A telephone system is a group of telephone exchange equipment in a centralized location. The purpose of this system is to make calls to and from a number of phone lines on a consistent basis. PBX systems also permit those making the calls to stay in touch with each other, to add extensions and modifications to the system, and to customize the ringtones and notification tones that accompany the various telephone calls.
PBX stands for Private Branch Exchange and it is used to route calls from one telephone exchange to another. The term is pronounced play-pay.
PBX systems have been around since the 1960s, when they first made their appearance on military aircraft, and were first built into the architecture of a home or business telephone line starting in the mid-1980s.
A PBX is a system consisting of a central location for making calls, separate calling cards for each individual telephone line, and a card-switching cabinet with one or more switches that allow the user to switch from one line to another. All of these components are interconnected in such a way that calls can be made from a single line to a variety of other lines. An answering machine system is also an integral part of the PBX. It serves as a central listening post for incoming calls on a single line.
Adding additional phones to the system can be done by having a central location where staff can install or service new lines. These central locations are often called installations, switchings, or just switches.
(1) switches: these are the original components of a PBX phone system, usually housed in racks of modular cabinets. They are used to manage the connection between telephone lines. They are commonly made of plastic and can be placed at the end of a phone line, or in the cabinet of a central location, such as a business center.
(2) card-switches: these are box-shaped devices that contain multiple function buttons and a power supply for a special phone line. Card-switches are often used in conjunction with switches to allow the user to dial a phone number by pushing the relevant button on the device.
(3) extension: extension devices are intended for a particular telephone line. They usually connect to one another using telephone plug-ins.

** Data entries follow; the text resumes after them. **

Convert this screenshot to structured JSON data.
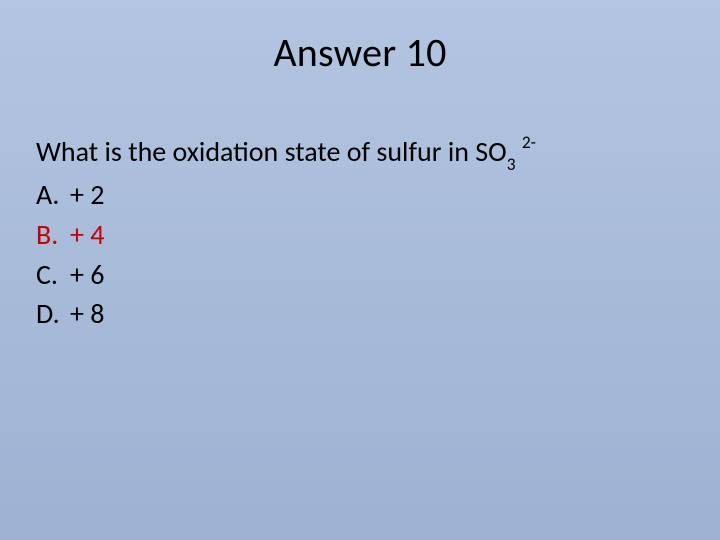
{
  "background_gradient": [
    "#b3c5e0",
    "#9db2d3"
  ],
  "title": "Answer 10",
  "title_fontsize": 40,
  "body_fontsize": 28,
  "text_color": "#000000",
  "highlight_color": "#c00000",
  "question_prefix": "What is the oxidation state of sulfur in SO",
  "question_subscript": "3",
  "question_superscript": "2-",
  "choices": [
    {
      "letter": "A.",
      "value": "+ 2",
      "highlighted": false
    },
    {
      "letter": "B.",
      "value": "+ 4",
      "highlighted": true
    },
    {
      "letter": "C.",
      "value": "+ 6",
      "highlighted": false
    },
    {
      "letter": "D.",
      "value": "+ 8",
      "highlighted": false
    }
  ]
}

(4) voicemail: voicemail is the system by which the user can set up and control his/her voicemail. This function is often incorporated into answering machines and call centers.
(5) intercom: intercom is a dedicated telephone line. Its use enables one telephone line to be linked to another using voice connectors. There are various types of intercom devices, such as those for the office and those for the home.
(6) sound: this is an optional component of an intercom system that creates a sound from the mouthpiece of the speaker. It may also have other functions, such as the ability to vibrate.
(7) intranet: this is a set of computers (either network-based or local) which link to a telephone system, thereby allowing each telephone line to have a connection to each other telephone line.